Cumulative recharge with and without dam

5 Impact of Present Exploitation

The Wadi Bih model was employed to simulate the impacts of extraction from the well fields in the study area. For this simulation, the extraction values were excluded from the model, and the calculated water table was compared with the base case (Fig. 21.8). The results indicate that without abstraction, water levels would have reached much higher levels. The impact of groundwater abstraction is greater during periods of low groundwater recharge and low water levels. The minimum effects of abstraction are noticed during wet years (1995–1998). Additionally, the minimum impacts of abstraction occur close to the alluvial fan and away from the well fields (wells BIH-3 and GWR-11).

Fig. 21.8
figure 8

Simulated hydrographs at selected observation wells representing the base case, the case without abstraction, and the predevelopment case (no dam, no abstractions)

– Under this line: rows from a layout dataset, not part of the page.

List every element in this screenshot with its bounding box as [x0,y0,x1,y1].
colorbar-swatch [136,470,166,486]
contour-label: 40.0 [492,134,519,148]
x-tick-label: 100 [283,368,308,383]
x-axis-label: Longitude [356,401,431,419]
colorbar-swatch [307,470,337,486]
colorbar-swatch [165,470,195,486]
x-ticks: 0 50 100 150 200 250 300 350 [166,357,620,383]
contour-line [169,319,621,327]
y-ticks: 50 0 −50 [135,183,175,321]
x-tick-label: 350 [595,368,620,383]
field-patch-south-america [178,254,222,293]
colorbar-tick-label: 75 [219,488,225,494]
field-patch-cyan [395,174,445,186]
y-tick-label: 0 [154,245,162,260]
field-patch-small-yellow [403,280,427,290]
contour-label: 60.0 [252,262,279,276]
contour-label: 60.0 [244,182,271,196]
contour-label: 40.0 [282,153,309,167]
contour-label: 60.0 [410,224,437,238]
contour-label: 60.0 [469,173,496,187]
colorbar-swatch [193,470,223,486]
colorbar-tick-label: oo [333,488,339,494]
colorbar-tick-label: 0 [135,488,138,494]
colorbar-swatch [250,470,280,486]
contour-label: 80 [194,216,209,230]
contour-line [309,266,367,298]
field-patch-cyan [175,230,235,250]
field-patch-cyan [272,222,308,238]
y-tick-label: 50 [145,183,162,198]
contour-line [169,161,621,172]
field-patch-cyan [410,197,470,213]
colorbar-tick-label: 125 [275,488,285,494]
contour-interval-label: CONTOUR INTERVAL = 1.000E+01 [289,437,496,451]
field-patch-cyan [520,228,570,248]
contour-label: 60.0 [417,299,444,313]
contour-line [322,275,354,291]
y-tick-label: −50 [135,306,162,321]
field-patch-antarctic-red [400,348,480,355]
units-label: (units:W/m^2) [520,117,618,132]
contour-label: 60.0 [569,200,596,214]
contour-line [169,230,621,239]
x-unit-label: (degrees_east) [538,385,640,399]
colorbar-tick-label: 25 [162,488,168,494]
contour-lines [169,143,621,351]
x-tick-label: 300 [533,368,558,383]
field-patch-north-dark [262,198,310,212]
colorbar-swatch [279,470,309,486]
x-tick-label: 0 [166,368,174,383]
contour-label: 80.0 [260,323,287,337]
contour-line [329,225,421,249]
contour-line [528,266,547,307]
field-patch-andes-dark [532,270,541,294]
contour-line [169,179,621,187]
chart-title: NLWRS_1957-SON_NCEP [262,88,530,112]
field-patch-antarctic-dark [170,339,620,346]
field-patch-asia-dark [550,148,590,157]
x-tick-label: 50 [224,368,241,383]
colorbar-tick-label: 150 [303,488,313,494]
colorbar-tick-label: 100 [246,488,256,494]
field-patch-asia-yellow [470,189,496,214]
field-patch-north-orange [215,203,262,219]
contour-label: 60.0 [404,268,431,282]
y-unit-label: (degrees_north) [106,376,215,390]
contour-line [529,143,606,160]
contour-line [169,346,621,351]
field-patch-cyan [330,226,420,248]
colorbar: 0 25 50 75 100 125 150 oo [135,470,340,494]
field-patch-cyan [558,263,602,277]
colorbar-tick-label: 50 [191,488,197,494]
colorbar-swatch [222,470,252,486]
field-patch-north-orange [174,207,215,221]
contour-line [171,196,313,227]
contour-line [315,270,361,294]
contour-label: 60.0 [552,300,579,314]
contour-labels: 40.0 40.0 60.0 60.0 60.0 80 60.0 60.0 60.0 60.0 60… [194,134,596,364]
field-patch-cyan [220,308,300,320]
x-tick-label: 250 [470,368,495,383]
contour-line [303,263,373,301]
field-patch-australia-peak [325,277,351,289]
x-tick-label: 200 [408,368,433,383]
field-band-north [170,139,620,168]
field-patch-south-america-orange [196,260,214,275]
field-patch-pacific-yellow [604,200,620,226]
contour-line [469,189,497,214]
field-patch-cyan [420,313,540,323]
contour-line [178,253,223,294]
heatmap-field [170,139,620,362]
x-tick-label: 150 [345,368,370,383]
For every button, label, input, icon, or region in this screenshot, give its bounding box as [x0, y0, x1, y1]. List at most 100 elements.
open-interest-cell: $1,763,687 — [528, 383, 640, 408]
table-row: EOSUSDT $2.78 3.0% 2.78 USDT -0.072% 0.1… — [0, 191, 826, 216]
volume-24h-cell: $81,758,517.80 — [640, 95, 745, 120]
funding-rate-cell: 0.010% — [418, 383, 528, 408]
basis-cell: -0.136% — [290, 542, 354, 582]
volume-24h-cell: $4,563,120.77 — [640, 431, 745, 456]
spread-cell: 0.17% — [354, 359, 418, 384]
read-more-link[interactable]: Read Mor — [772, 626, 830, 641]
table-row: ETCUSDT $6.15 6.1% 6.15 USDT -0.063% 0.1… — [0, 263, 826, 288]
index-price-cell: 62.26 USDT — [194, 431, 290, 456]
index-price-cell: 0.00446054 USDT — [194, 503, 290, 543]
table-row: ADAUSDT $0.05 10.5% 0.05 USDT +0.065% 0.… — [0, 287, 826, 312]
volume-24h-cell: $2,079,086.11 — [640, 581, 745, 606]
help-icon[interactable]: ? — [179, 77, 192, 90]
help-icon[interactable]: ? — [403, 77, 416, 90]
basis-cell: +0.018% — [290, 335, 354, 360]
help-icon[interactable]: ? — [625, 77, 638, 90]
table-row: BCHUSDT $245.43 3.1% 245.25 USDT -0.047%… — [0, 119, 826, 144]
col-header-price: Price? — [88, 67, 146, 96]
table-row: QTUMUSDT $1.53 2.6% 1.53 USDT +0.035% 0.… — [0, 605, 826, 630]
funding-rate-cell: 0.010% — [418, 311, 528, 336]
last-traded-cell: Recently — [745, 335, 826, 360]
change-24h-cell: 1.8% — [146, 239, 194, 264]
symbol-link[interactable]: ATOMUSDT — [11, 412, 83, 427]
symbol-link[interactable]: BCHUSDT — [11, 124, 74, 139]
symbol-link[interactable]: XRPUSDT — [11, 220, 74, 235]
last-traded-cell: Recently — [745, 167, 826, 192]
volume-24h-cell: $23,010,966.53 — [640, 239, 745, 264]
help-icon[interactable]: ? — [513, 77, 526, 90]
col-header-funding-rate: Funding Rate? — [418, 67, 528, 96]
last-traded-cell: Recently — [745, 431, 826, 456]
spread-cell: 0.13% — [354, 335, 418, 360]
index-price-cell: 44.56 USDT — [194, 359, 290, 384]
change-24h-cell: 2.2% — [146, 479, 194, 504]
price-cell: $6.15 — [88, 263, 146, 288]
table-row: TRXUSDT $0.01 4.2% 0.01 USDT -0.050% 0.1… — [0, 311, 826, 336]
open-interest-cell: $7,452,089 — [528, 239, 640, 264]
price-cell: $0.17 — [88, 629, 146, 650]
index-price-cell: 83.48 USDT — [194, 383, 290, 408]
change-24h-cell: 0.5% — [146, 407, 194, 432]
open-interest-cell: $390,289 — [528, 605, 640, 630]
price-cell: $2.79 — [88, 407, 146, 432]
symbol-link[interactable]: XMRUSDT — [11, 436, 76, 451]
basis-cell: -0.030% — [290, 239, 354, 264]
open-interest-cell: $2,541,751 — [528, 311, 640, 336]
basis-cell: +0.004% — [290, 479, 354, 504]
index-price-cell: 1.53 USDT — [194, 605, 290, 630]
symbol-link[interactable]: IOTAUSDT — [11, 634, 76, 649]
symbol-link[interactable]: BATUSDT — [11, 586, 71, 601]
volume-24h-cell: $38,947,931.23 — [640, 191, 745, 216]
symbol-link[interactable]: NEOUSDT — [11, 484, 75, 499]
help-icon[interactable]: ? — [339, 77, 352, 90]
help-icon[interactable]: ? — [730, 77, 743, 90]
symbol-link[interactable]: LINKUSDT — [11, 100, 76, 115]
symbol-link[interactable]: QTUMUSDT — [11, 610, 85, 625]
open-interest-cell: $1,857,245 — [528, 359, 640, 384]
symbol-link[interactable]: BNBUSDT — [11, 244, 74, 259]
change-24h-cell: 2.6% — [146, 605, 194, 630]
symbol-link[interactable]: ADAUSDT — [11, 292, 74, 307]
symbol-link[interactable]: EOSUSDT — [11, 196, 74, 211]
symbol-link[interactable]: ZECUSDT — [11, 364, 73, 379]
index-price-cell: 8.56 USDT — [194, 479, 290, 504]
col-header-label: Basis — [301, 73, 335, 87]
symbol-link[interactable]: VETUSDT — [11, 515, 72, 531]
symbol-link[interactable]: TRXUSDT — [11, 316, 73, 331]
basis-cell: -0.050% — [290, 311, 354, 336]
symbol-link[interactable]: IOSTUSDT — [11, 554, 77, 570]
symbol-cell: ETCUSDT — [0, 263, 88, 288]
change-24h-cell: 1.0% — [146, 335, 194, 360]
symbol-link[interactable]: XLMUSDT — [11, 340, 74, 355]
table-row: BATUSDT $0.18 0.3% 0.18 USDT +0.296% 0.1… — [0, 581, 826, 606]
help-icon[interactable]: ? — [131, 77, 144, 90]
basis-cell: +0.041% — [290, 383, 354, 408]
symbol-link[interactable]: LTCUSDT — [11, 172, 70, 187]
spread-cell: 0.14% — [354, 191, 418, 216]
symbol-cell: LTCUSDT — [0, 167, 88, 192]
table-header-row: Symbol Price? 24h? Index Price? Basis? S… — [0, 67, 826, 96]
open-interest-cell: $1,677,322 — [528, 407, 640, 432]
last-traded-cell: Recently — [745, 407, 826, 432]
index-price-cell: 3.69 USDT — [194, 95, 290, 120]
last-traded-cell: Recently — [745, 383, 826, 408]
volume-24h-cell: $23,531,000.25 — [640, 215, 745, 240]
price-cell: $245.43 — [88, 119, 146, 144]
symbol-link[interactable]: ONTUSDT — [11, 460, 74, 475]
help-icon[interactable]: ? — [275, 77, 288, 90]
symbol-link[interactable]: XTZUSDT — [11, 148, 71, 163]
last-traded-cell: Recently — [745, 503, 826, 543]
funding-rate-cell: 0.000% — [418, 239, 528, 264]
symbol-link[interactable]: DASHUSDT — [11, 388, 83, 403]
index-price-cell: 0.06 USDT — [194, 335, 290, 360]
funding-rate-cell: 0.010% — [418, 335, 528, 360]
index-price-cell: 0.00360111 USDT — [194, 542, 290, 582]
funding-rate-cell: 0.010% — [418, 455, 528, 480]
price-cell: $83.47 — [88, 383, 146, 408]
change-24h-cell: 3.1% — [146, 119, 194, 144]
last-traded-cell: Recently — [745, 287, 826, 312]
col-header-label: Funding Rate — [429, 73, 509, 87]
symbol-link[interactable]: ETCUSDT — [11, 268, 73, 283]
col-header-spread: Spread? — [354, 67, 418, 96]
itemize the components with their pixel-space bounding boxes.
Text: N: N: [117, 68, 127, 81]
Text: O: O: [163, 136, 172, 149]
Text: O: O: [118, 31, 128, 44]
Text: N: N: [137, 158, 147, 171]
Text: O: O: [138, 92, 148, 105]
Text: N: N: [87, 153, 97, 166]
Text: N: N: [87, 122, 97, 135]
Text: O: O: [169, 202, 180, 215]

5.1 Predevelopment Versus Postdevelopment

A comparison between the predevelopment state (i.e., no abstractions and no dam) and the postdevelopment state (base case) shows that the peaking responses of the water levels in wells located near the ponding area of the dam are due to enhanced recharge from dam storage (Fig. 21.8). Without the dam, the water level response would be much smoother. The comparison also shows that the impact of the dam is small compared to the impact of abstraction. The dam is only able to compensate for a small proportion of the water table decline that occurs due to abstraction. After the wet period, the water table would have stayed at a high level without abstraction. However, abstraction has led to a decline in the water table to a level prior to that observed during the wet period, with a trend that indicates further decline. At the wells located away from the dam and the well fields (BIH-3 and GWR-11), there are only small differences between pre- and postdevelopment. However, the postdevelopment groundwater levels approach sea level at these wells, which means that further declines in water levels may lead to intrusions of seawater and deterioration of the water quality.

6 Conclusion

A numerical groundwater model was developed to evaluate the effects of a groundwater recharge dam in Wadi Bih (UAE) on recharge rates and volumes. Furthermore, the model was employed to reconstruct predevelopment groundwater dynamics to analyze the impact of current groundwater exploitation and the combined impacts of abstraction and recharge from the dam on groundwater resources. Dam-induced recharge was found to have a strong effect on the aquifer’s water levels, particularly during years with large amounts of rainfall. Recharge from the ponding areas of the dam was found to contribute 74% of the total recharge. Approximately 31% of the water stored in the reservoir is infiltrated and thus recharges the aquifer. However, the strongest effect on the water levels in the study area is from groundwater abstraction from the well fields. This effect is particularly pronounced during dry periods when recharge is low. The present exploitation rate leads to a negative water balance, indicating that the current groundwater use is not sustainable. The dam-induced recharge is not sufficient to compensate for the high abstraction rates. These results indicate that to achieve sustainable management of the groundwater resources in Wadi Bih, an integrated solution must be pursued that considers demand management as well as options to further mitigate the impacts of abstraction.